So I posted this question on facebook, and I got my first response within seconds, and it was something like this: deearry, deary, dear. Which was later clarified as the facebook equivalent of a sigh.
And the lack of an answer. It would be easy leave it at that, leave the question of whether women are too mysterious as, well, as one of life’s mysteries. But it’s a question which I’m not going to ignore, particularly since reading this blog over at the Guide to Women blog. And yes, I have been reading some interesting blogs over the past few weeks. Partly to know what other people are saying, partly to see what the current hot topics in the world of Christian relationships are, and just a little bit because I could do with a guide to women.
To paraphrase that post for those of you not heading over there to read it, it goes something like this: women act all mysterious to pretend there is actually something interesting about them. Women who are worth the bother don’t need to try and hide anything. But go and read the post and see if I’ve been too unkind.
But lets take a step back and think about why we want to remove mystery.
Is it that we want to know someone, or perhaps know stuff about them, or maybe we are just curious? Or is it that we find we have a need for certainty in who someone else is because we are unsure of who we are?

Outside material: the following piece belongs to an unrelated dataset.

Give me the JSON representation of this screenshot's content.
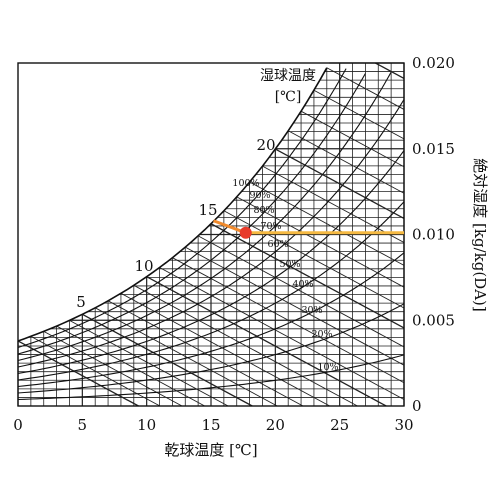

To the first question, it might help if we switch to French, they have two words for knowing. You can know information and you can know people. I’ve thought before that the way we talk about our relationships sometimes confuses the two. Via the wonders of facebook you can learn plenty of facts about a person, you can follow their life. But that is not the same as having a relationship with them, there is no feedback, no conflict, just you and your thoughts imagining something that doesn’t exist. You can live without mystery but only by crafting your own mythical storyline.
When you meet someone, and talk to them, and listen to what they have to say you begin to get to know them in a completely different sense. It can be so much more than you imagined, or so much less than you concocted. It can be the point when the myth is debunked and the mystery embraced.
After all, what is wrong with a little bit of mystery? Is it just our desire to have answers to all the questions, to have everything nailed down. With our relationship with God we might do just the same, substitute theological knowledge about God for the real hard work of building a relationship. And with God we get another glance at this thing called mystery. We get to see that we will not ever know it all.
When we want to know it all we are putting ourselves in the driving seat. We are insisting that unless we have the answers and know how everything fits together then we won’t play ball. Except that’s just not how life works.
I want to get to know one person above all others, I want them to be honest to me and not hide behind a false personna. But I am under no illusion that I would ever banish all mystery. Perhaps when we want to do that we are just showing how little confidence we have in who we are. Showing that we need affirmation from other people, and security in gaining understanding, and certainty in the removal of all doubt.
But doubt doesn’t go away. And nor does mystery, so maybe we are better off embracing it than worrying about it getting in the way. But what on earth does embracing mystery mean?